The prize for fiction went to the short story collection Redeployment (Penguin Press), by Phil Klay. The nonfiction award went to Evan Osnos for Age of Ambition: Chasing Fortune, Truth, and Faith in the New China (Farrar, Straus and Giroux). The poetry prize was won by Louise Gluck for Faithful and Virtuous Night (Farrar, Straus and Giroux). And the winner in the Young People’s Literature category was Jacqueline Woodson for Brown Girl Dreaming (Penguin/Nancy Paulsen Books).
But the winner whose speech continues to resonate and had everybody talking was legendary writer Ursula K. Le Guin, who received the 2014 Medal for Distinguished Contribution to American Letters. Among the highlights of her speech, after getting her “thank you’s” out of the way) as found at oregonlive.com:
“I think hard times are coming,” Le Guin said, “when we will be wanting the voices of writers who can see alternatives to how we live now and can see through our fear-stricken society and its obsessive technologies to other ways of being, and even imagine some real grounds for hope. We will need writers who can remember freedom. Poets, visionaries — the realists of a larger reality.

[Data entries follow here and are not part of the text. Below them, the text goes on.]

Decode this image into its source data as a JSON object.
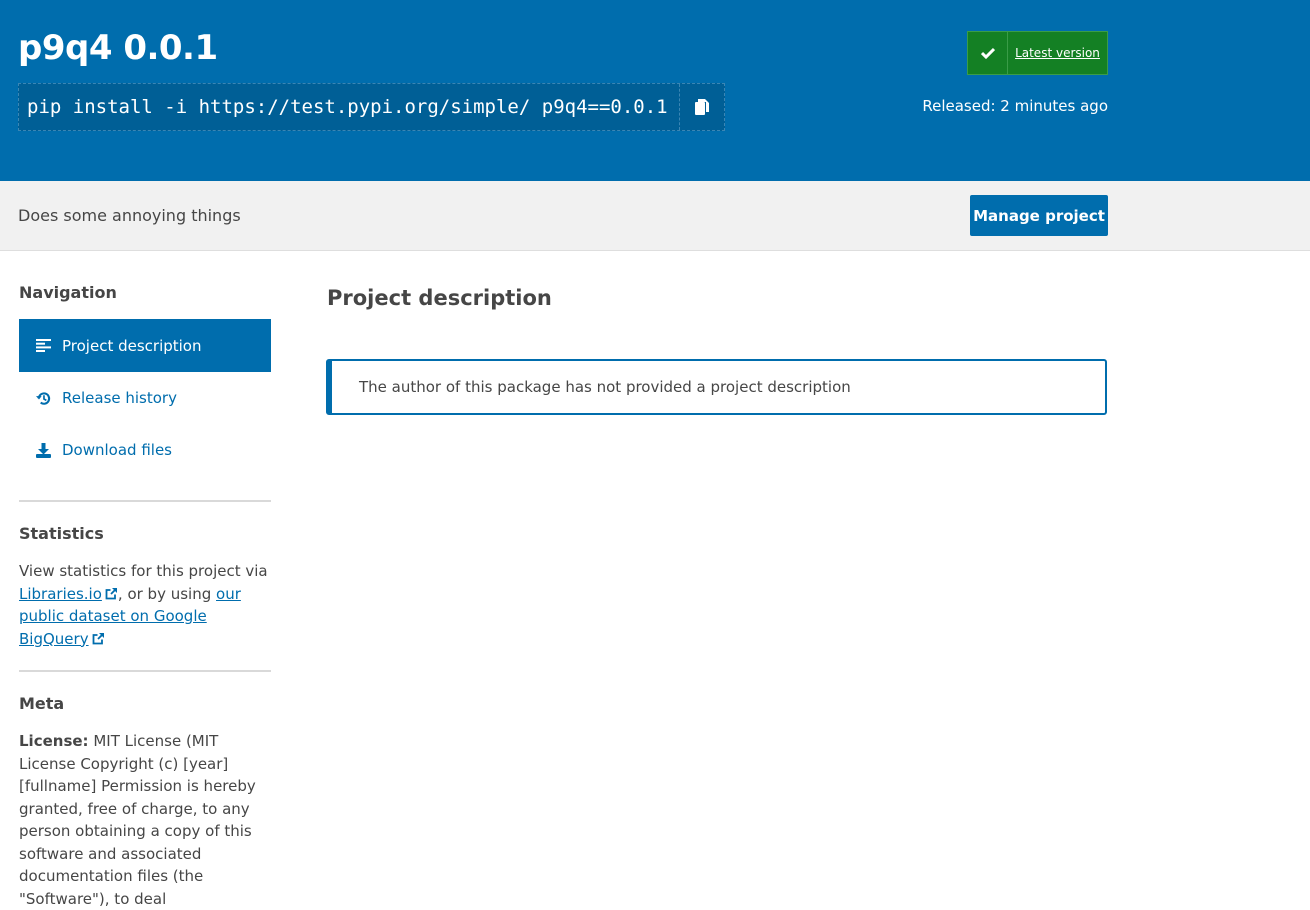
{
  "header": {
    "title": "p9q4 0.0.1",
    "pip_command": "pip install -i https://test.pypi.org/simple/ p9q4==0.0.1",
    "latest_label": "Latest version",
    "released": "Released: 2 minutes ago"
  },
  "summary": {
    "text": "Does some annoying things",
    "manage_label": "Manage project"
  },
  "sidebar": {
    "nav_heading": "Navigation",
    "nav_items": [
      {
        "label": "Project description",
        "icon": "align-left-icon",
        "active": true
      },
      {
        "label": "Release history",
        "icon": "history-icon",
        "active": false
      },
      {
        "label": "Download files",
        "icon": "download-icon",
        "active": false
      }
    ],
    "stats_heading": "Statistics",
    "stats_prefix": "View statistics for this project via",
    "stats_link1": "Libraries.io",
    "stats_middle": ", or by using",
    "stats_link2": "our public dataset on Google BigQuery",
    "meta_heading": "Meta",
    "license_label": "License:",
    "license_text": "MIT License (MIT License Copyright (c) [year] [fullname] Permission is hereby granted, free of charge, to any person obtaining a copy of this software and associated documentation files (the \"Software\"), to deal"
  },
  "main": {
    "heading": "Project description",
    "callout": "The author of this package has not provided a project description"
  },
  "colors": {
    "brand_blue": "#006dad",
    "latest_green": "#148024",
    "summary_bg": "#f1f1f1"
  }
}
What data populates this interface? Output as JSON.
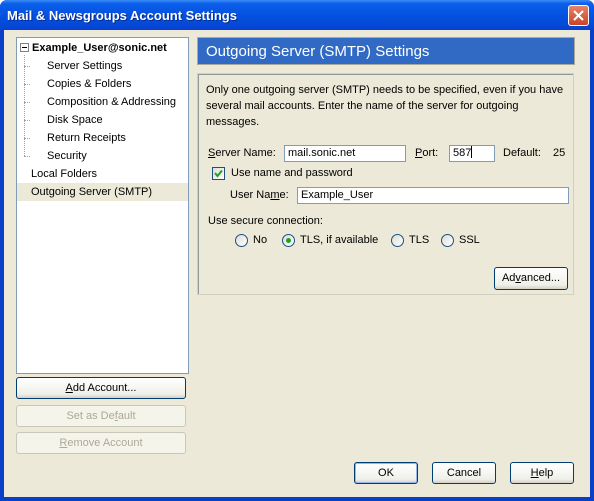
{
  "window": {
    "title": "Mail & Newsgroups Account Settings",
    "close_icon": "close-icon"
  },
  "tree": {
    "account": "Example_User@sonic.net",
    "account_children": [
      "Server Settings",
      "Copies & Folders",
      "Composition & Addressing",
      "Disk Space",
      "Return Receipts",
      "Security"
    ],
    "local_folders": "Local Folders",
    "outgoing_server": "Outgoing Server (SMTP)",
    "selected": "Outgoing Server (SMTP)"
  },
  "left_buttons": {
    "add_account": {
      "pre": "",
      "key": "A",
      "post": "dd Account..."
    },
    "set_default": {
      "pre": "Set as De",
      "key": "f",
      "post": "ault"
    },
    "remove_account": {
      "pre": "",
      "key": "R",
      "post": "emove Account"
    }
  },
  "panel": {
    "header": "Outgoing Server (SMTP) Settings",
    "description": "Only one outgoing server (SMTP) needs to be specified, even if you have several mail accounts. Enter the name of the server for outgoing messages.",
    "server_name_label": {
      "key": "S",
      "rest": "erver Name:"
    },
    "server_name_value": "mail.sonic.net",
    "port_label": {
      "key": "P",
      "rest": "ort:"
    },
    "port_value": "587",
    "default_label": "Default:",
    "default_value": "25",
    "use_auth_label": "Use name and password",
    "use_auth_checked": true,
    "user_name_label": {
      "pre": "User Na",
      "key": "m",
      "post": "e:"
    },
    "user_name_value": "Example_User",
    "secure_label": "Use secure connection:",
    "secure_options": [
      "No",
      "TLS, if available",
      "TLS",
      "SSL"
    ],
    "secure_selected": "TLS, if available",
    "advanced_button": {
      "pre": "Ad",
      "key": "v",
      "post": "anced..."
    }
  },
  "footer": {
    "ok": "OK",
    "cancel": "Cancel",
    "help": {
      "key": "H",
      "rest": "elp"
    }
  }
}
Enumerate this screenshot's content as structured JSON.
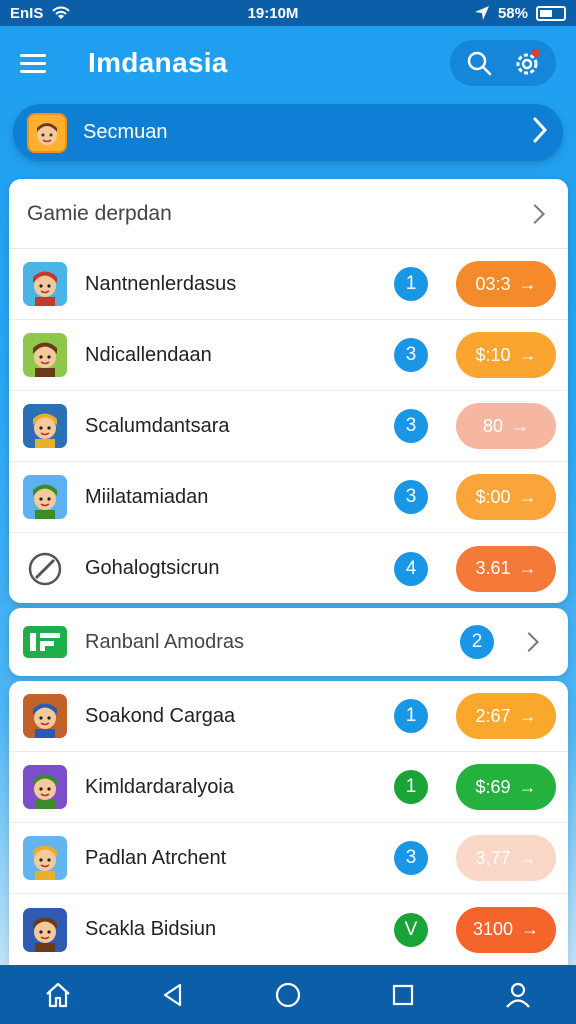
{
  "status_bar": {
    "carrier": "EnIS",
    "time": "19:10M",
    "battery": "58%"
  },
  "app": {
    "title": "Imdanasia"
  },
  "profile": {
    "name": "Secmuan"
  },
  "section1": {
    "header": "Gamie derpdan",
    "games": [
      {
        "name": "Nantnenlerdasus",
        "badge": "1",
        "badge_color": "#1a96e6",
        "price": "03:3",
        "price_color": "#f58a2a",
        "icon": "elf-character-icon",
        "icon_bg": "#4cb3e6"
      },
      {
        "name": "Ndicallendaan",
        "badge": "3",
        "badge_color": "#1a96e6",
        "price": "$:10",
        "price_color": "#f9a52f",
        "icon": "goblin-character-icon",
        "icon_bg": "#8fc74a"
      },
      {
        "name": "Scalumdantsara",
        "badge": "3",
        "badge_color": "#1a96e6",
        "price": "80",
        "price_color": "#f5b7a0",
        "icon": "warrior-character-icon",
        "icon_bg": "#2d6fb5"
      },
      {
        "name": "Miilatamiadan",
        "badge": "3",
        "badge_color": "#1a96e6",
        "price": "$:00",
        "price_color": "#f9a53a",
        "icon": "miner-character-icon",
        "icon_bg": "#5fb0f0"
      },
      {
        "name": "Gohalogtsicrun",
        "badge": "4",
        "badge_color": "#1a96e6",
        "price": "3.61",
        "price_color": "#f57a3a",
        "icon": "slash-circle-icon",
        "icon_bg": "#ffffff"
      }
    ]
  },
  "section2": {
    "header": "Ranbanl Amodras",
    "badge": "2",
    "icon": "grid-logo-icon"
  },
  "section3": {
    "games": [
      {
        "name": "Soakond Cargaa",
        "badge": "1",
        "badge_color": "#1a96e6",
        "price": "2:67",
        "price_color": "#f9a82c",
        "icon": "hero-character-icon",
        "icon_bg": "#c0622a"
      },
      {
        "name": "Kimldardaralyoia",
        "badge": "1",
        "badge_color": "#1aa336",
        "price": "$:69",
        "price_color": "#25b13d",
        "icon": "robot-character-icon",
        "icon_bg": "#7b4fc9"
      },
      {
        "name": "Padlan Atrchent",
        "badge": "3",
        "badge_color": "#1a96e6",
        "price": "3,77",
        "price_color": "#fbd7c7",
        "icon": "builder-character-icon",
        "icon_bg": "#64b5ef"
      },
      {
        "name": "Scakla Bidsiun",
        "badge": "V",
        "badge_color": "#1aa336",
        "price": "3100",
        "price_color": "#f5642a",
        "icon": "knight-character-icon",
        "icon_bg": "#2f5bb0"
      }
    ]
  },
  "nav": [
    "home-icon",
    "back-icon",
    "circle-home-icon",
    "recents-icon",
    "profile-icon"
  ]
}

Right now, I think we need writers who know the difference between the production of a market commodity and the practice of an art. Developing written material to suit sales strategies in order to maximize corporate profit and advertising revenue is not quite the same thing as responsible book publishing or authorship.”
At this point, Ms. Le Guin was interrupted by applause, to which she responded “Thank you, brave applauders,” before continuing:
“Yet I see sales departments given control over editorial; I see my own publishers in a silly panic of ignorance and greed, charging public libraries for an ebook six or seven times more than they charge customers. We just saw a profiteer try to punish a publisher for disobedience and writers threatened by corporate fatwa, and I see a lot of us, the producers who write the books, and make the books, accepting this. Letting commodity profiteers sell us like deodorant, and tell us what to publish and what to write.
Books, you know, they’re not just commodities. The profit motive often is in conflict with the aims of art. We live in capitalism. Its power seems inescapable. So did the divine right of kings. Any human power can be resisted and changed by human beings. Resistance and change often begin in art, and very often in our art—the art of words.
I have had a long career and a good one. In good company. Now here, at the end of it, I really don’t want to watch American literature get sold down the river. We who live by writing and publishing want — and should demand — our fair share of the proceeds. But the name of our beautiful reward is not profit. It’s name is freedom.”